Poprawa funkcjonowania kanałów dialogu jest priorytetem dla rozwoju stosunków dwustronnych. Prezydenci Stanów Zjednoczonych i Polski spotkali się w Brukseli w czerwcu 2021 r., miały już miejsce także pierwsze kontakty między członkami obu rządów. Kolejnym etapem powinno być jak najszybsze zaplanowanie sesji Dialogu Strategicznego i dialogów sektorowych. Biorąc pod uwagę stopień zaawansowania programu szczepień w obu krajach, możliwe będzie zorganizowanie wizyt i konsultacji na wysokim szczeblu. Komunikację znacznie poprawi ponadto szybkie mianowanie nowego ambasadora USA w Polsce.

Innym krótkoterminowym zadaniem jest rozwianie obaw Polski i innych krajów regionu związanych z polityką USA wobec Nord Stream 2Państwa Europy Środkowo-Wschodniej do pewnego stopnia rozumieją potrzebę USA zwrócenia się do Niemiec jako kluczowego gracza gospodarczego w UE i ważnego partnera w planach administracji Bidena dotyczących Chin. Ustępstwo poczynione przez USA w sprawie NS2 jest postrzegane jako istotny element służący poprawie stosunków amerykańsko-niemieckich.

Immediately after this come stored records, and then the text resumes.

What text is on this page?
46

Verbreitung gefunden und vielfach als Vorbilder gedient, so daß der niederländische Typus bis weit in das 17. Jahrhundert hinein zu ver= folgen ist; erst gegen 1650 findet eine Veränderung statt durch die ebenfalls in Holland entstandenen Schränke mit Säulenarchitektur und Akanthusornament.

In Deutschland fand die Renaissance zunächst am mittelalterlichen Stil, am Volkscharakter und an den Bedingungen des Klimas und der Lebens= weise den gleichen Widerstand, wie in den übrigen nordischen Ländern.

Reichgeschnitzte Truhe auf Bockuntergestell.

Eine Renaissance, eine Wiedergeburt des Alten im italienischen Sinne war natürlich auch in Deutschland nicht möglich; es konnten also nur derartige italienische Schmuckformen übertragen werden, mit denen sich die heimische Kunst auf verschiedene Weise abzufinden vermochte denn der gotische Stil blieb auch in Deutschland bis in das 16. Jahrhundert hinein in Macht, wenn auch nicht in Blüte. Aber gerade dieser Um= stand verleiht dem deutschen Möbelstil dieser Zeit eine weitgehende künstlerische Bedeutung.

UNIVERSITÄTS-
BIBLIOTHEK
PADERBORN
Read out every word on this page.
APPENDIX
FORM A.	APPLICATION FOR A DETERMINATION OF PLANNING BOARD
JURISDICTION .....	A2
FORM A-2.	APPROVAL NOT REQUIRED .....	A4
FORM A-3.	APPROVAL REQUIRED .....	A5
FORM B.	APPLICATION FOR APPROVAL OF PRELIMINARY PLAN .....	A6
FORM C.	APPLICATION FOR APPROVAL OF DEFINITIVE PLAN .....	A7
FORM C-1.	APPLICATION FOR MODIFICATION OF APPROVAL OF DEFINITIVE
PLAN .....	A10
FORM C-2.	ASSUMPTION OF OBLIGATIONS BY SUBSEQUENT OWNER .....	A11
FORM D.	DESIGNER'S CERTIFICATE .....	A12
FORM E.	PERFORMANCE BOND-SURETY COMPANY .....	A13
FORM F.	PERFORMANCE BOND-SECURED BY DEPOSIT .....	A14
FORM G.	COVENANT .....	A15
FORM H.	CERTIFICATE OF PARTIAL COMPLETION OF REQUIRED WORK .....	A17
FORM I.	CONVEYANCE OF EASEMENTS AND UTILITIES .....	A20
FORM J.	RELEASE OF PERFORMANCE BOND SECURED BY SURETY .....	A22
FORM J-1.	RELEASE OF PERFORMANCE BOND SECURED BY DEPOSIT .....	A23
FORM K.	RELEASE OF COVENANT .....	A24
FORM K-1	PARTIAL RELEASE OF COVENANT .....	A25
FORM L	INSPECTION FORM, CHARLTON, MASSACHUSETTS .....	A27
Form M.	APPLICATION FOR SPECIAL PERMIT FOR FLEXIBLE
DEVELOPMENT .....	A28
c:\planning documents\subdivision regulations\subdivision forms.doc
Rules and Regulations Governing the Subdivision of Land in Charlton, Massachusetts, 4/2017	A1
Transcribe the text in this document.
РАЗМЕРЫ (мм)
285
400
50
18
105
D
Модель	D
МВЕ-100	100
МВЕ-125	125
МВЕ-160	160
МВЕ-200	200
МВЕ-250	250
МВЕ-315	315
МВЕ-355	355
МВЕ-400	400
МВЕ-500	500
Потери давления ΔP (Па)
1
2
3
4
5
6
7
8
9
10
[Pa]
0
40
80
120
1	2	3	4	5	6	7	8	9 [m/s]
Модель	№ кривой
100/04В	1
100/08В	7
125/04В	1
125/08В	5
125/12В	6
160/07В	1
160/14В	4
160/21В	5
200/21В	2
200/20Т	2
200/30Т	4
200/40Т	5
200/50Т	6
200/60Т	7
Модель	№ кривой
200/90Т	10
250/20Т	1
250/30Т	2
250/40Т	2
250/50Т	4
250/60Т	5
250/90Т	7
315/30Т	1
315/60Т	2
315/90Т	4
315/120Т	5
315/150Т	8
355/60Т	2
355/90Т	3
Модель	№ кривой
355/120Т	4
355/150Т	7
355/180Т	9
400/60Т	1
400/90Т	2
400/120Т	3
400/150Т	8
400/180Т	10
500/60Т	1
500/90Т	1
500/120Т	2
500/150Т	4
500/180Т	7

Choć odwrócenie decyzji administracji Bidena – czyli nałożenie pełnych sankcji na NS2 – byłoby najbardziej pożądanym rozwiązaniem dla większości państw Europy Środkowo-Wschodniej, jest to mało prawdopodobne. Państwa regionu z pewnością z uwagą będą śledzić przebieg prac Kongresu nad poprawką do ustaw budżetowych na rok fiskalny 2022. Poprawka, którą w lipcu br. przedstawili kongresmeni obu partii – Marcy Kaptur i Andy Harris, ma wymusić na administracji nałożenie pełnego wachlarza sankcji na podmioty zaangażowane w budowę NS2. Jednocześnie, aby rozwiać obawy dotyczące wpływu na bezpieczeństwo regionu, USA powinny przynajmniej potwierdzić wcześniejsze zobowiązania dotyczące wojskowej obecności w Europie Środkowo-Wschodniej. Sytuację pomoże uspokoić zwiększenie wsparcia USA i Niemiec dla Ukrainy, wzmocnienie potencjału odstraszania i odporności na wschodniej flance oraz wspólne zbadanie wpływu NS2 na bezpieczeństwo energetyczne i wojskowe regionu, a także uzgodnienie sposobów wyrównania deficytu bezpieczeństwa poprzez konkretne projekty i zobowiązania.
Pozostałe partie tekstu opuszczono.